With the dramatic growth of the Chinese population and families in Chinatown, the neighborhood’s once-ubiquitous pawnshops no longer play as prominent a role in the micro-economy of the once-segregated community.  The pawnbrokers have faded from view, their functions assumed in large part by institutional lenders and the jewelry stores.  They remain, however, an integral part of the colorful and historical past of San Francisco Chinatown’s.
youtube
“Arrest in Chinatown, San Francisco, Cal.” (c) October 25, 1897 by Thomas A. Edison, Inc., from the collection of the Library of Congress. “This film shows the arrest and conveyance of a Chinese man in Chinatown, watched by a crowd of onlookers.
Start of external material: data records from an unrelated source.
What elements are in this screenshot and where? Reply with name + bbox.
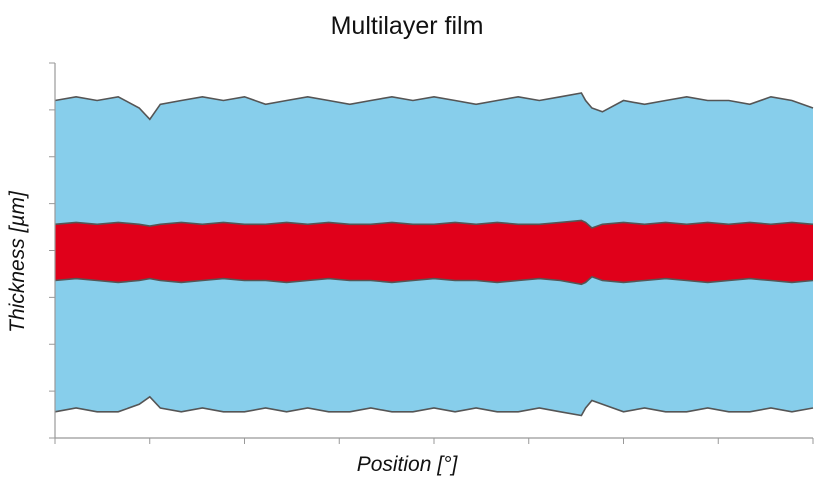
series-upper-edge-2: [54, 219, 814, 229]
series-band-2: [55, 220, 813, 285]
series-layer: [54, 92, 814, 417]
series-lower-edge-2: [54, 275, 814, 286]
series-upper-edge-1: [54, 92, 814, 121]
series-lower-edge-1: [54, 395, 814, 417]
chart-title: Multilayer film: [330, 12, 484, 40]
x-axis-label: Position [°]: [356, 453, 458, 476]
axes-layer: [49, 62, 814, 444]
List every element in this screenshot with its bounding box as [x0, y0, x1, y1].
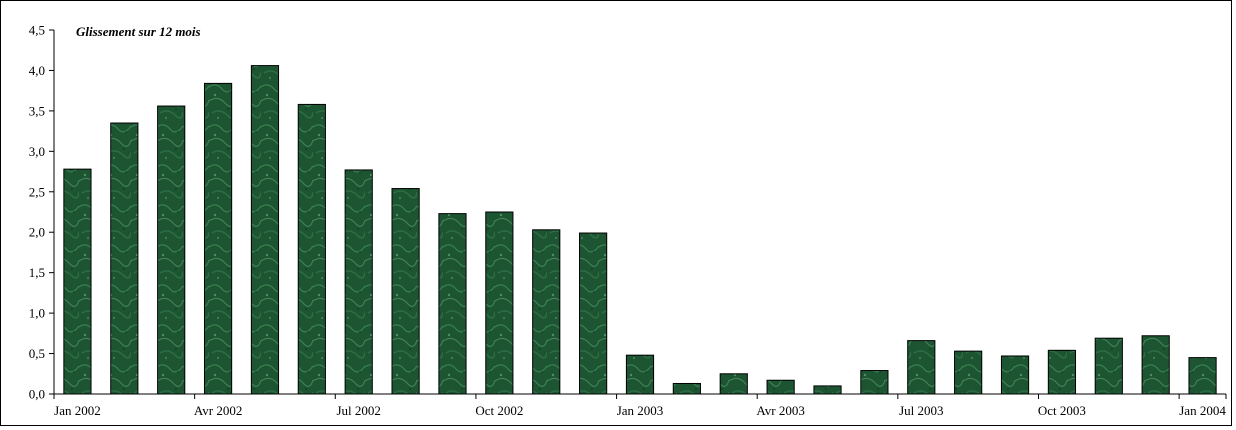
bar-3 — [203, 82, 233, 395]
bar-10 — [532, 229, 561, 395]
x-tick-label-4: Jan 2003 — [617, 403, 664, 418]
bar-2 — [157, 105, 186, 395]
x-tick-label-7: Oct 2003 — [1038, 403, 1086, 418]
bar-23 — [1141, 335, 1170, 395]
x-tick-label-6: Jul 2003 — [899, 403, 943, 418]
bar-12 — [625, 354, 655, 395]
bar-15 — [766, 379, 795, 395]
bar-9 — [485, 211, 514, 395]
bar-0 — [63, 168, 92, 395]
x-tick-label-0: Jan 2002 — [54, 403, 101, 418]
x-tick-label-8: Jan 2004 — [1179, 403, 1226, 418]
x-tick-label-2: Jul 2002 — [337, 403, 381, 418]
y-tick-label-0: 0,0 — [29, 387, 45, 402]
bar-17 — [860, 370, 889, 395]
bar-5 — [297, 103, 326, 395]
bar-8 — [438, 213, 467, 395]
bar-14 — [719, 373, 748, 395]
bar-20 — [1000, 355, 1030, 395]
x-tick-label-1: Avr 2002 — [194, 403, 243, 418]
bar-7 — [391, 188, 420, 395]
bar-13 — [672, 382, 701, 395]
y-tick-label-8: 4,0 — [29, 63, 45, 78]
y-tick-label-9: 4,5 — [29, 23, 45, 38]
x-tick-label-3: Oct 2002 — [475, 403, 523, 418]
bar-1 — [110, 122, 139, 395]
bar-19 — [954, 350, 983, 395]
bar-22 — [1094, 337, 1123, 395]
bar-18 — [907, 340, 936, 395]
plot-area: 0,0 0,5 1,0 1,5 2,0 2,5 3,0 3,5 4,0 4,5 Jan 2002 Av… — [29, 23, 1227, 418]
x-tick-label-5: Avr 2003 — [756, 403, 805, 418]
y-tick-label-2: 1,0 — [29, 306, 45, 321]
bar-6 — [344, 169, 373, 395]
bar-21 — [1047, 349, 1077, 395]
y-tick-label-5: 2,5 — [29, 184, 45, 199]
y-tick-label-7: 3,5 — [29, 103, 45, 118]
chart-title: Glissement sur 12 mois — [76, 24, 201, 39]
y-tick-label-1: 0,5 — [29, 346, 45, 361]
bar-24 — [1188, 357, 1217, 395]
bar-4 — [250, 65, 280, 395]
y-tick-label-6: 3,0 — [29, 144, 45, 159]
y-tick-label-3: 1,5 — [29, 265, 45, 280]
bar-16 — [813, 385, 842, 395]
bar-11 — [579, 232, 608, 395]
y-tick-label-4: 2,0 — [29, 225, 45, 240]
The precise date of this film and the arrest charge are uncertain. It is possible that the arrest was connected with the smuggling of illegal immigrants from China. By mutual agreement between China and the United States, a small quota of merchants and students was allowed to immigrate yearly, but few legal immigrants actually were of these professions, and illegal immigration continued. One of the San Francisco residences for new arrivals was located at 830/832 Washington Street, the general location from which the arrest[ed] party ascends at the start of the film. . ..”  The signs of the pawnshops can be seen in the background.